Bolsonaro, WhatsApp e Facebook
O poder de mobilização dos apoiadores de Bolsonaro nas redes sociais é inWhadiscutível e, aparentemente, insuperável. Mas os últimos dez dias de campanha ficaram marcados por notícias desfavoráveis a ele nessa seara. Em 18 de outubro, a “Folha de S.Paulo” afirmou que empresas que apoiam o militar da reserva estariam bancando o disparo massivo de mensagens contra o PT no WhatsApp – prática que, se confirmada, configura doação ilegal de campanha, o famoso “caixa dois”. A reportagem não trouxe elementos para comprovar a denúncia, que agora é investigada pela Polícia Federal – a pedido da Procuradoria-Geral da República – e pela Procuradoria-Geral Eleitoral.
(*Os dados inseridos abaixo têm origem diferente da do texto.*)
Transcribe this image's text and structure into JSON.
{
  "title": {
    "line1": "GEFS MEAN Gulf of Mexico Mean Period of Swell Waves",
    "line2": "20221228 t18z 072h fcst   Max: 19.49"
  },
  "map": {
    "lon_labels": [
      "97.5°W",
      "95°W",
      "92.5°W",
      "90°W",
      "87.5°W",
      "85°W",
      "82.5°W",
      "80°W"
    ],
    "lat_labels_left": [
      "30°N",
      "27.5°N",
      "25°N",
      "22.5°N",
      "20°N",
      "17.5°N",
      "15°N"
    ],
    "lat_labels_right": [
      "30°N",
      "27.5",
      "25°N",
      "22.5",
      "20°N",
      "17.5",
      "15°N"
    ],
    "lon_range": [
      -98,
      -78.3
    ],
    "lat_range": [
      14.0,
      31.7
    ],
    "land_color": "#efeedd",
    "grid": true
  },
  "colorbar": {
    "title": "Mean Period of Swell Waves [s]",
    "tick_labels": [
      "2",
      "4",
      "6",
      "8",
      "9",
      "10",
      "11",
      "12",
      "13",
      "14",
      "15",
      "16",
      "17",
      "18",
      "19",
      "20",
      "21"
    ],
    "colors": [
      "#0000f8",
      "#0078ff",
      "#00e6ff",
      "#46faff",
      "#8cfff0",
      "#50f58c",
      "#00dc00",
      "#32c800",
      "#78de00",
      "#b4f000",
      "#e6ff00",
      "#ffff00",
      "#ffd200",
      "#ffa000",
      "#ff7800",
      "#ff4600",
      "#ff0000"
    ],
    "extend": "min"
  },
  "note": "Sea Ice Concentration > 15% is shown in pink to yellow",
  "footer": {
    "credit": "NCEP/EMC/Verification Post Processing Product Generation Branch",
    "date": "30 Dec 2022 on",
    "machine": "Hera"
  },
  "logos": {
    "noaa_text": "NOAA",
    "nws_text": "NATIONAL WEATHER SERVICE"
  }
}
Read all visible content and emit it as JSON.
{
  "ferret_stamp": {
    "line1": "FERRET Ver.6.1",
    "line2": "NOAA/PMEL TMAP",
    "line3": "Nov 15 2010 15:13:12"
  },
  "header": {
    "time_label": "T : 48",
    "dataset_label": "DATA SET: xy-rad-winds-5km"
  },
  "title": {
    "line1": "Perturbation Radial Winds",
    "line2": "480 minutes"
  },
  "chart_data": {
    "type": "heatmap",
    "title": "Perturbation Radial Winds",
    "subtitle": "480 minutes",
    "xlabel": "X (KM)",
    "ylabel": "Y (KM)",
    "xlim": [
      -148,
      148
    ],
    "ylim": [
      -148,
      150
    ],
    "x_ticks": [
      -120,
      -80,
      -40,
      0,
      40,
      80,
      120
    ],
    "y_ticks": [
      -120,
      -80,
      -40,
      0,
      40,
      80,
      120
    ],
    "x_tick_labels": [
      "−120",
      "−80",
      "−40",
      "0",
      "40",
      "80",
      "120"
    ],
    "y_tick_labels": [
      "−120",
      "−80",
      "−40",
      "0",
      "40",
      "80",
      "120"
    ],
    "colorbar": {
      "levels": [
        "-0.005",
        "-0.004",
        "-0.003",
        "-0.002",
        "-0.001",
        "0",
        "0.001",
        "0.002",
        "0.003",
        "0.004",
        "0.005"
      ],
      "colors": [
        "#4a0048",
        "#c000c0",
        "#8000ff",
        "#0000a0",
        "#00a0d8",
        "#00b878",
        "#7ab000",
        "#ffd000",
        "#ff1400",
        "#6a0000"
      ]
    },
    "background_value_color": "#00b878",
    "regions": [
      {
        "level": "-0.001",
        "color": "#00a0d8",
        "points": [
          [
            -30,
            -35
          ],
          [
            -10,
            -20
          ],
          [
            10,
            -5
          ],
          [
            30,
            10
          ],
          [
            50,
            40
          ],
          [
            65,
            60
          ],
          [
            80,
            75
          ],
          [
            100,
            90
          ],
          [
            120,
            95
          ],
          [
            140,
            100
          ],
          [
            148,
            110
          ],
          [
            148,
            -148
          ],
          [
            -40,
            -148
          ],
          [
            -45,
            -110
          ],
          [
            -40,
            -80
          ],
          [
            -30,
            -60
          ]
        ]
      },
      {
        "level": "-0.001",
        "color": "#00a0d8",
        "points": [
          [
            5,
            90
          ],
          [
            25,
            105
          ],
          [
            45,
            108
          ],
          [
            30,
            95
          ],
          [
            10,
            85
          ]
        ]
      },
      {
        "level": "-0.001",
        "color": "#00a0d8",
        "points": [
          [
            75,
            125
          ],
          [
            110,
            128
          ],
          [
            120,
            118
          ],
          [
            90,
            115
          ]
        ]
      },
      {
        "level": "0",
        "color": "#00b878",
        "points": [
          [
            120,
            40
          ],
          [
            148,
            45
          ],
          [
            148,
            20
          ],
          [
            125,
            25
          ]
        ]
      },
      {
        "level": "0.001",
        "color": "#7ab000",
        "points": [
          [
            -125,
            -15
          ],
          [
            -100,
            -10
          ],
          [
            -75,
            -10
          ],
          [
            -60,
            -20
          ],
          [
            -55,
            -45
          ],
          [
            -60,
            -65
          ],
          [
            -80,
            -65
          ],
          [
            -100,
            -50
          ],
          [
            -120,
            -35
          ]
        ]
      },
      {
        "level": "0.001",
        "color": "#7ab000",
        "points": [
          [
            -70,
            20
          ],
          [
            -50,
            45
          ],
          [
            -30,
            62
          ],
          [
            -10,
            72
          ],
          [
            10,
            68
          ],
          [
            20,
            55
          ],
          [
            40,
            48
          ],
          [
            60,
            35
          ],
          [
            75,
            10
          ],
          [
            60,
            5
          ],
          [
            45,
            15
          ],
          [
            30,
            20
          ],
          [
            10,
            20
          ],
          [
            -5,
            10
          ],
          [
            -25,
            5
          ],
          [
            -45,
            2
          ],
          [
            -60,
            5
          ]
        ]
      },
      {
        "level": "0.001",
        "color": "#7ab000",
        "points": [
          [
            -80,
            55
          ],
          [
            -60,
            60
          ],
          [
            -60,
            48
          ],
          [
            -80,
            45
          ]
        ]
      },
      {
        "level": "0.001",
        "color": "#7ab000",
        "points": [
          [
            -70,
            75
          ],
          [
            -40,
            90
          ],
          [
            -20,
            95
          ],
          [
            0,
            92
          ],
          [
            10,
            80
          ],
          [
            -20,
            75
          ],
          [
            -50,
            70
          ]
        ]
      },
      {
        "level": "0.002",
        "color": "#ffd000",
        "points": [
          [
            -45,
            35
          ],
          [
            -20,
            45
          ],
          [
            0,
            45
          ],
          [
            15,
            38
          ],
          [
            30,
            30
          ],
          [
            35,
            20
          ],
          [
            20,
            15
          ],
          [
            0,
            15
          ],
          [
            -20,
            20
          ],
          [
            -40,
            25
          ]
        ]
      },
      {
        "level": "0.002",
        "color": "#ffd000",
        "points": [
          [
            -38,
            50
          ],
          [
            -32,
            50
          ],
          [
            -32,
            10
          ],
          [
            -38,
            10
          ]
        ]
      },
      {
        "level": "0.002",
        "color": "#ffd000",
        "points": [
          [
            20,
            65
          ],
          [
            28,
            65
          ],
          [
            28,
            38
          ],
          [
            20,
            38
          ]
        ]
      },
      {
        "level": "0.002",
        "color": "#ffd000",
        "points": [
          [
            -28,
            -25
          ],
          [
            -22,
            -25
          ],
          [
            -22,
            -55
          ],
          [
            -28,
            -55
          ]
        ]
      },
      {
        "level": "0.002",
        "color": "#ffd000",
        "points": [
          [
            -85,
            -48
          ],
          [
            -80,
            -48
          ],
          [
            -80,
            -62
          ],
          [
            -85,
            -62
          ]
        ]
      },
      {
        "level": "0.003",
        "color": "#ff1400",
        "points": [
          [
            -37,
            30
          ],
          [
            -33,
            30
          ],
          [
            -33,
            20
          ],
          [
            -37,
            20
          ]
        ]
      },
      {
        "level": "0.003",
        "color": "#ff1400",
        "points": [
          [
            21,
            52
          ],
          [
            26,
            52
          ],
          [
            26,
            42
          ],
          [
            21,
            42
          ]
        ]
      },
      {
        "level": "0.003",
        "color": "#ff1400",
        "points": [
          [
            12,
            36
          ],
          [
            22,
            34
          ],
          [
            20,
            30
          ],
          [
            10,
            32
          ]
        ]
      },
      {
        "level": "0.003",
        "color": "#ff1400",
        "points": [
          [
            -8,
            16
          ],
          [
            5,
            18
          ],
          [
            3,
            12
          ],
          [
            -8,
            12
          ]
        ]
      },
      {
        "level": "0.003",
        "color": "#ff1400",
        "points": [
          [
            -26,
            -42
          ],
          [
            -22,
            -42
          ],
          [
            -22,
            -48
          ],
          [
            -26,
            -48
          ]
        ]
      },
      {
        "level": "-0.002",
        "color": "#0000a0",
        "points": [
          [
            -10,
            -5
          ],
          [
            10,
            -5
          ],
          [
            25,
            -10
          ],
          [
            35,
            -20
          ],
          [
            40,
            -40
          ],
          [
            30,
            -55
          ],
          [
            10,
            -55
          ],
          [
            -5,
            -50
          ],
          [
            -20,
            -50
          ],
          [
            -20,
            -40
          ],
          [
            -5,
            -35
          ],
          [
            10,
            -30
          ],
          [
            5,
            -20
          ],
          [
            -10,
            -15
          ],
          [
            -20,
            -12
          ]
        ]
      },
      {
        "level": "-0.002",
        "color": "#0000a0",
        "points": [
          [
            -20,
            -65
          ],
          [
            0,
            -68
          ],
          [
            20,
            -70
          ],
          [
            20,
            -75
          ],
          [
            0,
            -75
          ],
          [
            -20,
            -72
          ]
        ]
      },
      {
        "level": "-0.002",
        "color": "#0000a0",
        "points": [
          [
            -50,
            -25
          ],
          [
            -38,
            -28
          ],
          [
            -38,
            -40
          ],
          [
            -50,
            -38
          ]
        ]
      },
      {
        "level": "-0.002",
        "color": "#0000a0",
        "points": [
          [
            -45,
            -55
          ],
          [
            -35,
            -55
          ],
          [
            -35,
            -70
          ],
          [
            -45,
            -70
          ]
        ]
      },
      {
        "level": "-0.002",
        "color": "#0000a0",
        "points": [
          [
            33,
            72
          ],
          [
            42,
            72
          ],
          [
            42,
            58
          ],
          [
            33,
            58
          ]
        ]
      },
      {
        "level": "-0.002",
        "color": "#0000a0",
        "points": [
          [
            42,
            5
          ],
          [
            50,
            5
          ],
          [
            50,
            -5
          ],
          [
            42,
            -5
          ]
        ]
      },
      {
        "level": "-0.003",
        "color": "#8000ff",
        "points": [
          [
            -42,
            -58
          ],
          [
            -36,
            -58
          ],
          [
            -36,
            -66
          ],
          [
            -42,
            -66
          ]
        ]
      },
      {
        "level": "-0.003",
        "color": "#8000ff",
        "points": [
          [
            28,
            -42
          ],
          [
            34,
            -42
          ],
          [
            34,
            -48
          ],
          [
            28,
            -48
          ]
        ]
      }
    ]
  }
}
Quatro dias depois, o Facebook demoveu 68 páginas e 43 contras pró-Bolsonaro. De acordo com a empresa, os donos dessas páginas violaram as políticas de autenticidade e spam ao criar contas falsas e múltiplas contas com os mesmos nomes para administrar o que seria a maior rede de apoio ao candidato na internet. O conteúdo compartilhado não pesou para a decisão do Facebook.
*Metodologia: Pesquisa realizada pelo Ibope nos dias 29 e 30 de setembro com 3.010 entrevistados (Brasil). Contratada por: REDE GLOBO E O ESTADO DE S.PAULO . Registro no TSE: BR-08650/2018. Margem de erro: 2 pontos percentuais. Confiança: 95%.